Classical music's alleged healing powers have been much discussed, and for some reason media-friendly academic studies on the subject seem to be extremely popular. This year, new revelations came thick and fast. Surgeons at a hospital in the UK city of Oxford, for example, found that classical music relaxed patients under local anaesthetic for minor surgery. Apparently, it's not just humans who are soothed by the classical greats - canines can also benefit from a little musical destressing. A study by staff at the University of Colorado came to the (perhaps not entirely surprising) conclusion that shelter pooches barked less and slept more when played classical music than they did when played heavy metal.
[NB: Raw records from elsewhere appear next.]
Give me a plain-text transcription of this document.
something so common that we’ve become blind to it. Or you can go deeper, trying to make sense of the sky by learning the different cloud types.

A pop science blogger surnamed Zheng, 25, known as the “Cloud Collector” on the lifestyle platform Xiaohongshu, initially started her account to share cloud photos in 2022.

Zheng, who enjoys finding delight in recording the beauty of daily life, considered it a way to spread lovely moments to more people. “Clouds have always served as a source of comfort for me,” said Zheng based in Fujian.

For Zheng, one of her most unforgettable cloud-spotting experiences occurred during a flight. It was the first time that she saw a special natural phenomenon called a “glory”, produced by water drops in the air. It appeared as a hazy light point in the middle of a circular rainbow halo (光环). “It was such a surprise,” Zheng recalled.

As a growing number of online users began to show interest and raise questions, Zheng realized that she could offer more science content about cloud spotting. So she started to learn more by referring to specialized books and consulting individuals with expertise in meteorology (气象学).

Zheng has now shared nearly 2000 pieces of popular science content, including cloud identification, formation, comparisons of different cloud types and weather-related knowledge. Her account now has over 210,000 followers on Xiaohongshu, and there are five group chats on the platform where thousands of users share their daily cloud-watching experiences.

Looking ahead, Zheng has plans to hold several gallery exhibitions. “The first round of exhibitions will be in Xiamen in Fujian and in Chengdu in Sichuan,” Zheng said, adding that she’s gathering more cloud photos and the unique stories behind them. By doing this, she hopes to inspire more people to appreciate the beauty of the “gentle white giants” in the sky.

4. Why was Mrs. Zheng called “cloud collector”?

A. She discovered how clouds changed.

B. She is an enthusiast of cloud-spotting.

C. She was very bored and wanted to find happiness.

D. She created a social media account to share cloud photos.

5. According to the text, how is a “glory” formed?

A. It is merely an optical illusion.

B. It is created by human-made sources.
Just when this seemed to suggest that classical music might indeed be the panacea for all ills, human or otherwise, a study from New Zealand's Massey University went and spoilt it all. It found that, among its sample group of classical orchestral musicians between 27 and 66 years old, 61 per cent suffered from hearing loss. It's possible that these musicians all owned particularly unstressed dogs, but the study did puncture slightly the idea of classical music as the aural equivalent of a foot massage.
 
And we said goodbye to.
On a sadder note, we lost some of the world's greatest musical figures this year. The ground-breaking American composer Elliot Carter died at the incredible age of 103, having composed music right up to the end of his extremely productive life.
The great tenor Dietrich Fischer-Dieskau also passed on shortly before his 87th birthday, ending a career where his stunning, rich-toned voice saw him recognised as one of the greatest singers who ever lived.